Tuesday, January 15, 2008

Dainzú, Lambityeco, Mitla, Yagul

The above are the names of the four archaeological sites we visited today for class, all of them really just outside Oaxaca and dating from the Classic to the late post-Classic era (so, 500 BCE to 1500 CE or so? Don't quote me). The most famous of these site is Mitla:

What you can see in this picture is one of the many examples of the Spanish conquerers being dicks and constructing their buildings on top of and out of materials taken from ancient sites. Mitla was actually still occupied at the time of the European conquests.

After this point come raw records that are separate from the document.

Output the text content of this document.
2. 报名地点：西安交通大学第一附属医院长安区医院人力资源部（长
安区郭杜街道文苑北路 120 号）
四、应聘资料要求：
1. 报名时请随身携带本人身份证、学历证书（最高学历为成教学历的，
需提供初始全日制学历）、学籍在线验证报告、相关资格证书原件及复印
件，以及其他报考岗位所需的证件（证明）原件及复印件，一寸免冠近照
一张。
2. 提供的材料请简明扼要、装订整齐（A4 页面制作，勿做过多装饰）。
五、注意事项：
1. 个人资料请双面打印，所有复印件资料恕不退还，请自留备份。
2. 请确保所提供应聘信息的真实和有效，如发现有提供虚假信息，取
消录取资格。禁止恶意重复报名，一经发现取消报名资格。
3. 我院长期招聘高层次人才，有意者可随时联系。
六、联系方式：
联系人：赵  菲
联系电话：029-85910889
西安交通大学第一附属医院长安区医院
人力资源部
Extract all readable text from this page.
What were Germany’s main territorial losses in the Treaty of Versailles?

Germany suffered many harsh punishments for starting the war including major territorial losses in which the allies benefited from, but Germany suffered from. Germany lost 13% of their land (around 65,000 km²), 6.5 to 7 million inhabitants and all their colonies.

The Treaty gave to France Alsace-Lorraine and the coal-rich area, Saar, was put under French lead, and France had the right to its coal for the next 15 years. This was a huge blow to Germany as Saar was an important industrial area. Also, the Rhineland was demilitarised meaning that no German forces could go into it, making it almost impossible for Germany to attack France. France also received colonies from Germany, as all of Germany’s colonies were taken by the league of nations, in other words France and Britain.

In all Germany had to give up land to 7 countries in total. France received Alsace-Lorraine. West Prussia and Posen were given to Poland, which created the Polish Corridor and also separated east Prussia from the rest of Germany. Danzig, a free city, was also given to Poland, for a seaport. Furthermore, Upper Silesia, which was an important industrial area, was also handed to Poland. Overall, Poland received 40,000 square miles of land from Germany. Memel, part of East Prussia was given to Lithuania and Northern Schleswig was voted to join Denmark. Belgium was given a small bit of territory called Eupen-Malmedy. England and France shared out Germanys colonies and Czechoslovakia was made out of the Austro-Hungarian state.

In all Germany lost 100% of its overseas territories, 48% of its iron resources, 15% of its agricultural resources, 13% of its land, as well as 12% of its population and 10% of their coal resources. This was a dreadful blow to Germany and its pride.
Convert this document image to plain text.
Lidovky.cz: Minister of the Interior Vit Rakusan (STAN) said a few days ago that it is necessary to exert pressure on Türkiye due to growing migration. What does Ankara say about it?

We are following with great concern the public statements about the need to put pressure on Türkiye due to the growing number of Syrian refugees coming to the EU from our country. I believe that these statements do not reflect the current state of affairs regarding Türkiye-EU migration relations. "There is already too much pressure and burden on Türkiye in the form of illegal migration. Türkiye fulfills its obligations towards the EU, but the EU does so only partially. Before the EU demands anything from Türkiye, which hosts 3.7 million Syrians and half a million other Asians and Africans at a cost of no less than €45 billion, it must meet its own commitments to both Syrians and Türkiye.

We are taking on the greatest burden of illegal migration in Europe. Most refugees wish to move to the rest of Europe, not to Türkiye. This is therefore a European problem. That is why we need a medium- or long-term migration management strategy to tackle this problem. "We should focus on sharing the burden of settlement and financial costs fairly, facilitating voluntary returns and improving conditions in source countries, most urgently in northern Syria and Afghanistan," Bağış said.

At Yagul, we got to climb inside some actual tombs (subterranean); that experience compared to our experience of climbing pyramids at other sites prompted the question, "If these ancient people were so short (such low ceilings!) why did were their stairs so tall?" We also saw this statue:

Is it a jaguar or a frog? You tell me!

We also climbed up to the top of a mountain at Yagul to see the remains of a fortress, and we ended up basically on top of the world, as you can see:

This dude is Tyler, by the way. He's also from Missouri!

As we were heading down the mountain, it became known that our professor has never seen the Indiana Jones movies. Presented with this information, one girl from our program asked, "Why did you become an archaeologist, then?'


Embly said...


Anonymous said...

Re: Spaniards rebuilding on others' temples...

When Spain retook Seville from the Moors during the Reconquista, the local archbishop took a look at the (gorgeous) mosque that had become the center of town and decreed it to be leveled, proclaiming that upon that very spot "we will build a church so grand, the world will take us for madmen".